TEACHING ARCHITECTURE DESIGN STUDIO

TEACHING METHODOLOGY

I teach design studios at Universidad Iberoamericana in Santo Domingo. My pedagogy centers on a simple premise: students design better when they start from a grounded, regulated place. I integrate movement practices and nervous system work not as wellness but as essential design methodology. When students are regulated, they see more clearly, make better decisions, sleep better and work more efficiently. Quality over quantity.

The work begins with research. Students conduct community interviews, document vernacular construction methods, analyze site conditions—topography, hydrology, solar orientation. In Design IX (advanced studio), students working on masterplanning in Samaná's mountainous coastal region spend weeks studying the Dominican bohío, and others countries vernacular design in mountains as sophisticated climate technology. They're learning from centuries of accumulated environmental knowledge globally.

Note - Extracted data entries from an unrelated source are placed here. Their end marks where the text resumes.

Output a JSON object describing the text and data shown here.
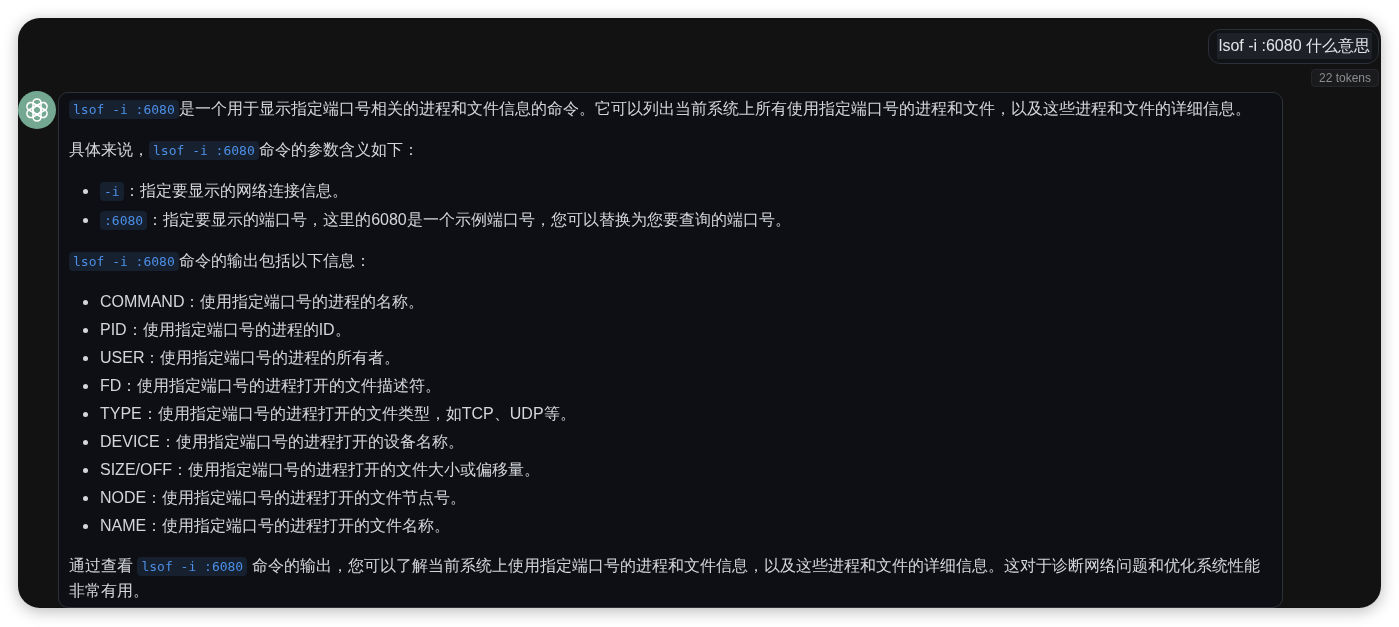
{
  "user_message": {
    "text": "lsof -i :6080 什么意思",
    "token_count": "22 tokens"
  },
  "assistant_message": {
    "blocks": [
      {
        "kind": "paragraph",
        "parts": [
          {
            "kind": "code",
            "text": "lsof -i :6080"
          },
          {
            "kind": "text",
            "text": "是一个用于显示指定端口号相关的进程和文件信息的命令。它可以列出当前系统上所有使用指定端口号的进程和文件，以及这些进程和文件的详细信息。"
          }
        ]
      },
      {
        "kind": "paragraph",
        "parts": [
          {
            "kind": "text",
            "text": "具体来说，"
          },
          {
            "kind": "code",
            "text": "lsof -i :6080"
          },
          {
            "kind": "text",
            "text": "命令的参数含义如下："
          }
        ]
      },
      {
        "kind": "list",
        "items": [
          {
            "parts": [
              {
                "kind": "code",
                "text": "-i"
              },
              {
                "kind": "text",
                "text": "：指定要显示的网络连接信息。"
              }
            ]
          },
          {
            "parts": [
              {
                "kind": "code",
                "text": ":6080"
              },
              {
                "kind": "text",
                "text": "：指定要显示的端口号，这里的6080是一个示例端口号，您可以替换为您要查询的端口号。"
              }
            ]
          }
        ]
      },
      {
        "kind": "paragraph",
        "parts": [
          {
            "kind": "code",
            "text": "lsof -i :6080"
          },
          {
            "kind": "text",
            "text": "命令的输出包括以下信息："
          }
        ]
      },
      {
        "kind": "list",
        "items": [
          {
            "parts": [
              {
                "kind": "text",
                "text": "COMMAND：使用指定端口号的进程的名称。"
              }
            ]
          },
          {
            "parts": [
              {
                "kind": "text",
                "text": "PID：使用指定端口号的进程的ID。"
              }
            ]
          },
          {
            "parts": [
              {
                "kind": "text",
                "text": "USER：使用指定端口号的进程的所有者。"
              }
            ]
          },
          {
            "parts": [
              {
                "kind": "text",
                "text": "FD：使用指定端口号的进程打开的文件描述符。"
              }
            ]
          },
          {
            "parts": [
              {
                "kind": "text",
                "text": "TYPE：使用指定端口号的进程打开的文件类型，如TCP、UDP等。"
              }
            ]
          },
          {
            "parts": [
              {
                "kind": "text",
                "text": "DEVICE：使用指定端口号的进程打开的设备名称。"
              }
            ]
          },
          {
            "parts": [
              {
                "kind": "text",
                "text": "SIZE/OFF：使用指定端口号的进程打开的文件大小或偏移量。"
              }
            ]
          },
          {
            "parts": [
              {
                "kind": "text",
                "text": "NODE：使用指定端口号的进程打开的文件节点号。"
              }
            ]
          },
          {
            "parts": [
              {
                "kind": "text",
                "text": "NAME：使用指定端口号的进程打开的文件名称。"
              }
            ]
          }
        ]
      },
      {
        "kind": "paragraph",
        "parts": [
          {
            "kind": "text",
            "text": "通过查看 "
          },
          {
            "kind": "code",
            "text": "lsof -i :6080"
          },
          {
            "kind": "text",
            "text": " 命令的输出，您可以了解当前系统上使用指定端口号的进程和文件信息，以及这些进程和文件的详细信息。这对于诊断网络问题和优化系统性能非常有用。"
          }
        ]
      }
    ]
  }
}
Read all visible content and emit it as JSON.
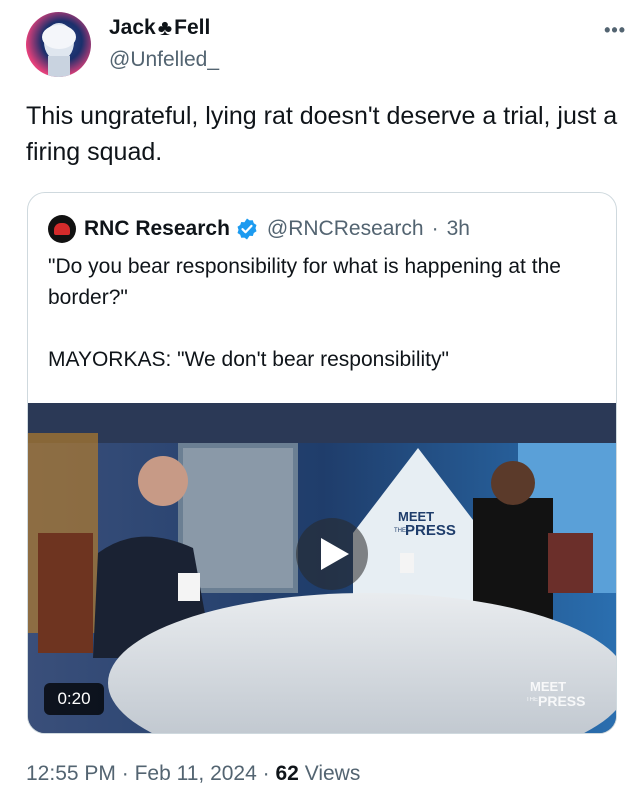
{
  "author": {
    "name_part1": "Jack",
    "name_symbol": "♣",
    "name_part2": "Fell",
    "handle": "@Unfelled_"
  },
  "more_label": "•••",
  "tweet": {
    "text": "This ungrateful, lying rat doesn't deserve a trial, just a firing squad."
  },
  "quoted": {
    "name": "RNC Research",
    "handle": "@RNCResearch",
    "separator": "·",
    "time": "3h",
    "line1": "\"Do you bear responsibility for what is happening at the border?\"",
    "line2": "MAYORKAS: \"We don't bear responsibility\"",
    "video": {
      "duration": "0:20",
      "set_logo_line1": "MEET",
      "set_logo_the": "THE",
      "set_logo_line2": "PRESS",
      "corner_logo_line1": "MEET",
      "corner_logo_the": "THE",
      "corner_logo_line2": "PRESS"
    }
  },
  "footer": {
    "time": "12:55 PM",
    "sep1": "·",
    "date": "Feb 11, 2024",
    "sep2": "·",
    "views_count": "62",
    "views_label": "Views"
  },
  "colors": {
    "verified": "#1d9bf0",
    "secondary_text": "#536471",
    "border": "#cfd9de"
  }
}
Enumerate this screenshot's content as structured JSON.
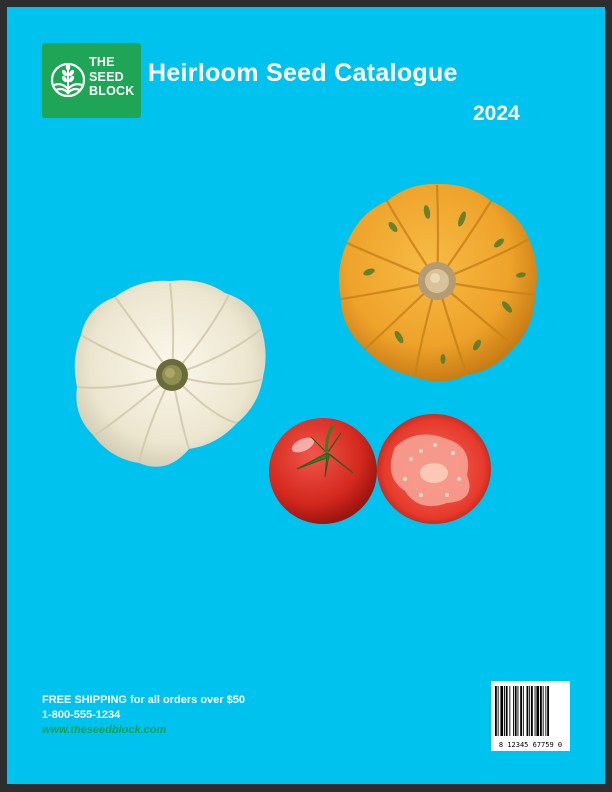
{
  "brand": {
    "name_lines": [
      "THE",
      "SEED",
      "BLOCK"
    ],
    "logo_color": "#1fa556",
    "icon": "wheat-sprout-icon"
  },
  "catalogue": {
    "title": "Heirloom Seed Catalogue",
    "year": "2024"
  },
  "background_color": "#00c2ef",
  "produce": [
    {
      "name": "white-pumpkin-image",
      "label": "white pumpkin"
    },
    {
      "name": "orange-pumpkin-image",
      "label": "orange speckled pumpkin"
    },
    {
      "name": "whole-tomato-image",
      "label": "whole tomato"
    },
    {
      "name": "sliced-tomato-image",
      "label": "sliced tomato"
    }
  ],
  "footer": {
    "shipping_bold": "FREE SHIPPING",
    "shipping_rest": " for all orders over $50",
    "phone": "1-800-555-1234",
    "website": "www.theseedblock.com"
  },
  "barcode": {
    "digits": "8 12345 67759 0"
  }
}
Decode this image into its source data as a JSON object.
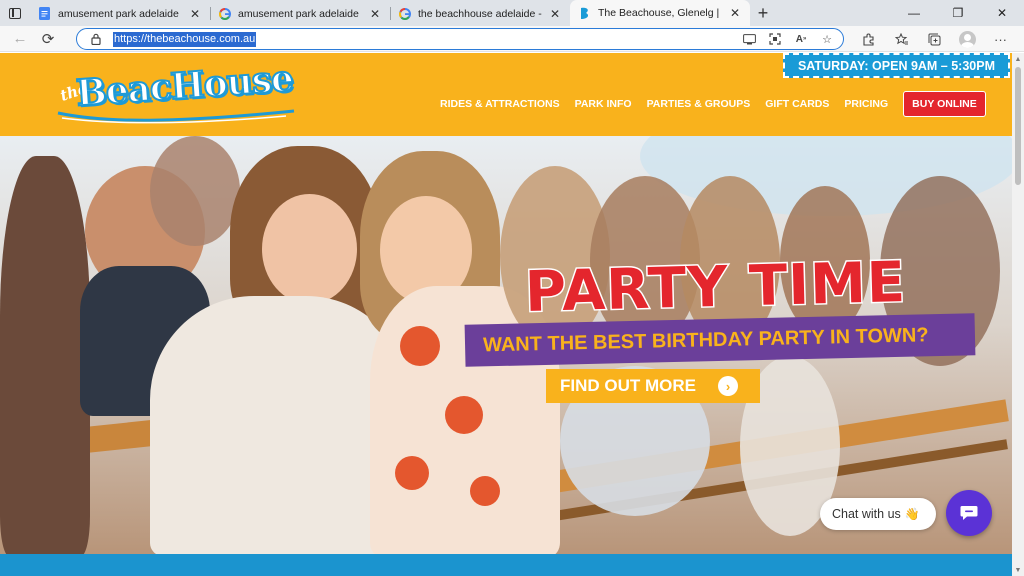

In Design IX, students studying masterplanning in Samaná spend weeks analyzing the routes of animals like whales and cows [I explain more below] before proposing buildings. Design VII students interview residents and families about healthcare gaps before designing urban wellness centers. Design III students map urban duality—residential tranquility meeting industrial energy—before transforming abandoned sites.

Weekly critiques bring practicing architects from professional firms—Pulso Arquitectura, GVA, Hageco, Luxia Lab, DLA— engineers, sustainability consultants, wellness experts, developers. Students see architecture as collaboration, not isolation. Advanced students mentor intermediate students—intergenerational exchange that strengthens both groups.

One thing I didn't plan: the advanced students started visiting the intermediate studio to support their younger classmates. This intergenerational exchange transformed both groups. The advanced students shared experience. The intermediate students learned openly and gave them real feedback they can use while advancing their careers. A natural disposition to give and receive knowledge.

The work asks a question I keep returning to: when we travel to Mexico, Japan, Paris, we instantly recognize their architectural identity. What is ours? How do we create a Dominican architectural language that honors vernacular wisdom while serving contemporary needs? Not copying the bohío, but evolving its intelligence.

By midterm, students present work that responds to real problems—climate adaptation, community needs, ecological preservation—not theoretical exercises. They're learning to ask: How does this serve the people who'll actually use it? How do we honor vernacular wisdom while addressing contemporary challenges?

3 ARCHITECTURE DESIGN STUDIO PROJECTS:

DESIGN STUDIO IX

MASTERPLANNING

Four [4] mixed-use masterplanning projects in El Limón, Samaná—a mountainous site between river and ocean. Students working on groups of [5] face a real problem: in the Dominican Republic, there aren't many flat areas left for building. Mountains are being destroyed to create flat land, eliminating natural productivity to the point where we now import fruits that used to grow on every corner.

Their proposals respond to this. By learning how to build with them and most importantly how to work on teams [micro-macro | individual-collective].

The work starts with research. Students study the Dominican bohío—not as nostalgia but as climate technology that's been solving these exact problems for centuries. They interview residents about how tourism has changed their communities. They map water systems, topography, solar patterns. They sit in vernacular buildings to understand passive cooling, natural ventilation, elevated foundations.

Only after they understand what's already there do they design.

Their masterplans integrate whale migration patterns into viewpoint placement. Mobility routes follow the paths cows naturally trace to reach water—the most efficient routes the land itself reveals. Bioenergy systems inspired by natural cycles. Architecture that complements the mountain instead of fighting it.

ARCHITECTURE + TEACHING DESIGN STUDIO:

DESIGN STUDIO III:

AN URBAN DUALITY.

Students transform an abandoned building at the Anacaona-Luperón intersection in Los Cacicazgos, developing three distinct programs: museum, modular housing, and media library. The site presents urban duality—residential tranquility of Anacaona Avenue with access to Mirador Park meeting the industrial energy of Luperón Avenue. Students learn how strategic sites can respond to different community needs, creating architecture that bridges these contrasting urban conditions..

 

ARCHITECTURE + TEACHING DESIGN STUDIO:

DESIGN STUDIO VII:

WELLNESS CENTERS + LAB SANTO DOMINGO

Students design urban wellness centers addressing healthcare gaps in underserved Santo Domingo communities. Not hospitals—community health infrastructure integrating biophilic and neuroscience design principles, natural ventilation, healing gardens. Projects connect to Lab Santo Domingo 2025, a multi-institutional collaboration (UNIBE, NYIT, FIU) creating walkable, flood-resilient networks from waterfront to city center. Architecture as public health.